Perception Engineer - Defense Autonomy
As a Perception Autonomy engineer at EpiSci, you will be pivotal in developing, integrating, and maintaining real-time sensor software solutions deployed across a range of heterogenous autonomous vehicles and different domains (e.g., land, air, sea, and space). You will work with a team to continuously add capability and demonstrate the solution to customers in real-world scenarios on a variety of hardware platforms. Your responsibility will primarily be designing, developing, and rapidly integrating AI/ML sensor algorithms to interface across different platforms, ingest relevant mission information, and support the autonomy team's mission objectives. This work includes developing autonomous sensor controllers to optimally fuse information between state-of-the-art sensor systems, such as EO, IR, acoustics, radar, and RF.
At EpiSci, you will:
- Develop, integrate, and adapt cutting-edge AI/ML algorithms running on the perception autonomy stack to collect relevant information across a suite of platform sensors
- Create interfacing software to autonomously control sensors (e.g., EO, IR, acoustics, radar, and RF)

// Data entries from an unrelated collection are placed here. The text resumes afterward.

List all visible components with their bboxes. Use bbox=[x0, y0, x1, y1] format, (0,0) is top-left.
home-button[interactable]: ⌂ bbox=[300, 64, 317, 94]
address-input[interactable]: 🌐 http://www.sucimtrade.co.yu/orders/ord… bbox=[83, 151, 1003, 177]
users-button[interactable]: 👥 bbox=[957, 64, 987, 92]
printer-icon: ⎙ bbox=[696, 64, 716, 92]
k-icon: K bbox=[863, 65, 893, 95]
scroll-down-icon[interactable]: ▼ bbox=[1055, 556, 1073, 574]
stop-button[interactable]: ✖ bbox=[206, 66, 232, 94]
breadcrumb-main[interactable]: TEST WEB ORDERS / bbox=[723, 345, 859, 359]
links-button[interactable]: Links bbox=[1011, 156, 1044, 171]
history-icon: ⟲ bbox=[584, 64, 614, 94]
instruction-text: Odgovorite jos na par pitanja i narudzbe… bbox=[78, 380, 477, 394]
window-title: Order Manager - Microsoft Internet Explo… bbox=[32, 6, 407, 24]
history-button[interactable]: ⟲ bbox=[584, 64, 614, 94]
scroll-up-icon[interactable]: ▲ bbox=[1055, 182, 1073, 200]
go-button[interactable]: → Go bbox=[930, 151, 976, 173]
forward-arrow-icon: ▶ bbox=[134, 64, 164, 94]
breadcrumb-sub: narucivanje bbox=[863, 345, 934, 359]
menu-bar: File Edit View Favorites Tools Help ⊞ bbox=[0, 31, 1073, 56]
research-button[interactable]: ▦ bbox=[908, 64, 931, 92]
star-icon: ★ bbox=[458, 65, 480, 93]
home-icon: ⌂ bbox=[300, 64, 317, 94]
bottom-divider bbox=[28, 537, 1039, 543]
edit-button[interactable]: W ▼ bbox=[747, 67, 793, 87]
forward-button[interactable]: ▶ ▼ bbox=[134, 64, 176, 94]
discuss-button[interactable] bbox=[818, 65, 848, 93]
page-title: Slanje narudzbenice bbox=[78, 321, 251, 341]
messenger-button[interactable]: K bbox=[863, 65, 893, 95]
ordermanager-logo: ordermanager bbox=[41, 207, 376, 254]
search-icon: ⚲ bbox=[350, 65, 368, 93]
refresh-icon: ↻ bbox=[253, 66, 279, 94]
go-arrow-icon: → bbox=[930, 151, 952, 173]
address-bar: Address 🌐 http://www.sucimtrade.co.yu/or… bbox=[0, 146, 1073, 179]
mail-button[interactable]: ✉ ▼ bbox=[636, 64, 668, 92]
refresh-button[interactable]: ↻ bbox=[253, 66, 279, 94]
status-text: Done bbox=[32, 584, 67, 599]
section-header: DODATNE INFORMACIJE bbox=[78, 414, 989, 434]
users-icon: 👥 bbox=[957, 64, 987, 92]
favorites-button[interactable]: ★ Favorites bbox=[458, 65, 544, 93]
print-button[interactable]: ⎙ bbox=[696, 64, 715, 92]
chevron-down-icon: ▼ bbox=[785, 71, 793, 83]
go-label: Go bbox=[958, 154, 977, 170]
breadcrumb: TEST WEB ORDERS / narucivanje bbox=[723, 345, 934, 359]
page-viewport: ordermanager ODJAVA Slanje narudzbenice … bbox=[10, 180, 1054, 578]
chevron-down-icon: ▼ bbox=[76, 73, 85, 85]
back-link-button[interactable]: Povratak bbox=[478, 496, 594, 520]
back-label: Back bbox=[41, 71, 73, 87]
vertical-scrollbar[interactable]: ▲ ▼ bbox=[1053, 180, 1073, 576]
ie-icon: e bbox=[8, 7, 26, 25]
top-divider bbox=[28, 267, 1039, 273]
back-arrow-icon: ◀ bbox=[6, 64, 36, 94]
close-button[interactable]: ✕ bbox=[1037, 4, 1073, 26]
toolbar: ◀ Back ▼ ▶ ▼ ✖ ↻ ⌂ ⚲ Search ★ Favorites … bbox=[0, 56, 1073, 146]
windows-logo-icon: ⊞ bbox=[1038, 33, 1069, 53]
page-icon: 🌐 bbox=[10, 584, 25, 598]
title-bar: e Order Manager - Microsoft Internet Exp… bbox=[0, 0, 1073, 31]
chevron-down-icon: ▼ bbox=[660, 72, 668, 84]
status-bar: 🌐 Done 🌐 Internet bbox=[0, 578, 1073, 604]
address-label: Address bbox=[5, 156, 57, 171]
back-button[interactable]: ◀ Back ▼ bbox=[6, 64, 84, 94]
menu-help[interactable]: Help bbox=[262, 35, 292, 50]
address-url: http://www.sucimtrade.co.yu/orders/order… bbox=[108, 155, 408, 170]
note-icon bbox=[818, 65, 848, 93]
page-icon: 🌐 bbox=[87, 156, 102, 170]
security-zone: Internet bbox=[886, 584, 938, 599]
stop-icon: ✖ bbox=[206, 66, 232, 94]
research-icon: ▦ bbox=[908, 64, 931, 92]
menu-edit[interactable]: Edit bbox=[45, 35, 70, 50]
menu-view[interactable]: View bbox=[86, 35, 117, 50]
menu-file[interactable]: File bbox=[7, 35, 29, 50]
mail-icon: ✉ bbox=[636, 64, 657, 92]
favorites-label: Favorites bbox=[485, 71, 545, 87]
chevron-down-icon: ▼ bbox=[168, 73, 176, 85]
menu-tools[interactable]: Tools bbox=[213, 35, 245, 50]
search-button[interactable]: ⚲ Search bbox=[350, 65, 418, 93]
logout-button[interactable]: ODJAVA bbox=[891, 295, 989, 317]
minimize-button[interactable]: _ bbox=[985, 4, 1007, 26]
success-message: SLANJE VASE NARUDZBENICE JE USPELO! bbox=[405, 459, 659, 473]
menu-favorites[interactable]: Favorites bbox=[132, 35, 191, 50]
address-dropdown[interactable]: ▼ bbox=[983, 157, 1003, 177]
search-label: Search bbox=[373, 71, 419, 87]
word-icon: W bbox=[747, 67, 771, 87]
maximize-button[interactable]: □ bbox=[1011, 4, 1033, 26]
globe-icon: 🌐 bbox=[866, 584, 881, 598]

- Collaborate across the sensor, tracking, and autonomy teams to ensure seamless deployment of heterogenous platform swarms in on-site DoD testing and demonstration events
- Deploy containerized autonomy solutions to embedded Linux devices, leveraging computer-in-the-loop testing and profiling, and efficiently collecting performance data
- Interact with the DoD customer to understand their use cases, requirements, and triage needs during field events to deliver a superior customer experience
- Work closely with our existing team to internally triage technical problems and scope
- Carefully communicate and document ongoing work to ensure internal flexibility in a fast paced environment as well as clarify progress with external customers
- Drive execution of simulation tooling to playback sensors, platforms, and autonomy in post processing field test analysis
- Implement improvement plans for future integration efforts based on simulation analysis and customer feedback
We're looking for someone who has:
- MS or PhD in Electrical Engineering, Computer Engineering, Robotic Engineering, Computer Science, Optimization, or equivalent OR 5+ years of relevant experience working with sensor algorithms, hardware, and HIL software integration
- Experience with multiple sensor modalities (e.g., EO, IR, lidar, radar, sonar, acoustics, etc.)
- Core understanding of sensor physics and sensor control parameters
- Experience training and deploying ML algorithms (python, pytorch, tensorflow) onto integrated systems (onnx, C++ models)
- Familiarity with tracking basics (e.g., Kalman filters) and optimal sensor fusion
- Experience working comfortably in Windows, Linux, and Docker
- Prior experience with remote software development, ability to handle and process large datasets, and learn new software and algorithms as needed with little supervision
Travel Requirements:
- Must be willing to travel as projects require, usually for SW/HW integration and/or demonstrations; estimated average travel is every 1-2 months for 2-5 days (10-20%)
- Travel-adverse candidates are encouraged to inquire about relocation assistance to HQ in Poway, CA
Security Requirements:
- Must be a U.S. Citizen
- Must hold or be eligible to obtain and maintain a U.S. security clearance
Compensation at Applied Intuition for eligible roles includes base salary, equity, and benefits. Base salary is a single component of the total compensation package, which may also include equity in the form of options and/or restricted stock units, comprehensive health, dental, vision, life and disability insurance coverage, 401k retirement benefits with employer match, learning and wellness stipends, and paid time off. Note that benefits are subject to change and may vary based on jurisdiction of employment.
Please reference the job posting's subtitle for where this position will be located. For pay transparency purposes, the base salary range for this full-time position in the location listed is: $140,000 to $220,000 USD annually.